To understand how this works, use the Microsoft Naive Bayes Viewer in SQL Server Data Tools (SSDT) (as shown in the following graphic) to visually explore how the algorithm distributes states.
Here, the Microsoft Naive Bayes Viewer lists each input column in the dataset, and shows how the states of each column are distributed, given each state of the predictable column.
You would use this view of the model to identify the input columns that are important for differentiating between states of the predictable column.
For example, in the row for Commute Distance shown here, the distribution of input values is visibly different for buyers vs. non-buyers. What this tells you is that the input, Commute Distance = 0-1 miles, is a potential predictor.
The viewer also provides values for the distributions, so you can see that for customers who commute from one to two miles to work, the probability of them buying a bike is 0.387, and the probability that they will not buy a bike is 0.287. In this example, the algorithm uses the numeric information, derived from customer characteristics (such as commute distance), to predict whether a customer will buy a bike.
For more information about using the Microsoft Naive Bayes Viewer, see Browse a Model Using the Microsoft Naive Bayes Viewer.
When you prepare data for use in training a Naive Bayes model, you should understand the requirements for the algorithm, including how much data is needed, and how the data is used.
The requirements for a Naive Bayes model are as follows:
A single key column Each model must contain one numeric or text column that uniquely identifies each record. Compound keys are not allowed.
Input columns In a Naive Bayes model, all columns must be either discrete or discretized columns. For information about discretizing columns, see Discretization Methods (Data Mining).
For a Naive Bayes model, it is also important to ensure that the input attributes are independent of each other. This is particularly important when you use the model for prediction.
The reason is that, if you use two columns of data that are already closely related, the effect would be to multiply the influence of those columns, which can obscure other factors that influence the outcome.
Conversely, the ability of the algorithm to identify correlations among variables is useful when you are exploring a model or dataset, to identify relationships among inputs.
At least one predictable column The predictable attribute must contain discrete or discretized values.

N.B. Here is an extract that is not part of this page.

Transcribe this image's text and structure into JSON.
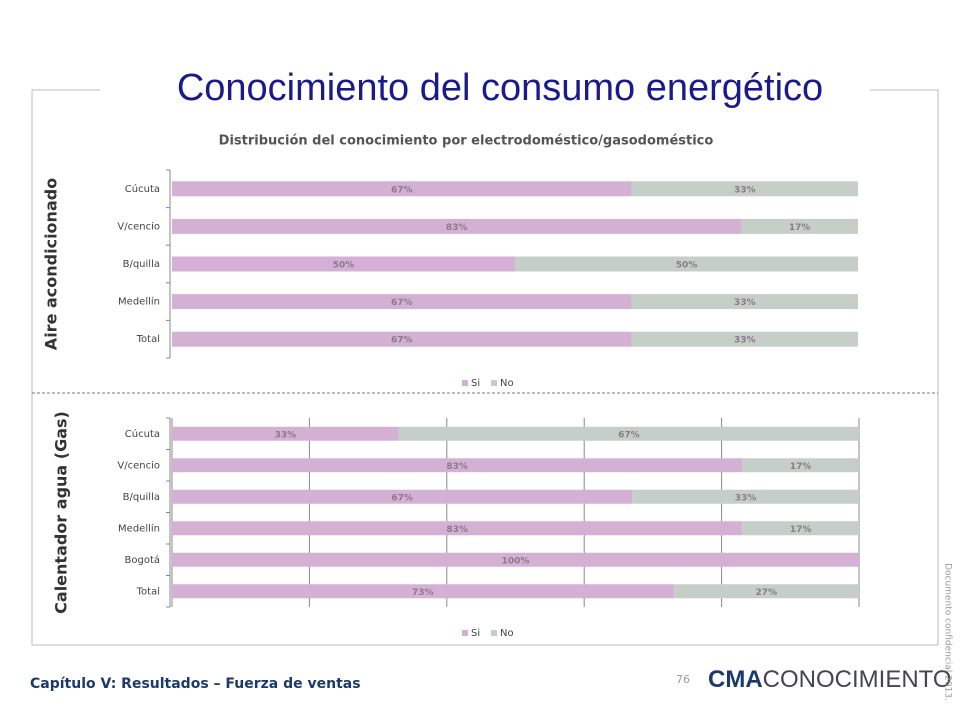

The values of the predictable column can be treated as inputs. This practice can be useful when you are exploring a new dataset, to find relationships among the columns.
To explore the model, you can use the Microsoft Naive Bayes Viewer. The viewer shows you how the input attributes relate to the predictable attribute. The viewer also provides a detailed profile of each cluster, a list of the attributes that distinguish each cluster from the others, and the characteristics of the entire training data set. For more information, see Browse a Model Using the Microsoft Naive Bayes Viewer.
If you want to know more detail, you can browse the model in the Microsoft Generic Content Tree Viewer (Data Mining). For more information about the type of information stored in the model, see Mining Model Content for Naive Bayes Models (Analysis Services - Data Mining).
After the model has been trained, the results are stored as a set of patterns, which you can explore or use to make predictions.
You can create queries to return predictions about how new data relates to the predictable attribute, or you can retrieve statistics that describe the correlations found by the model.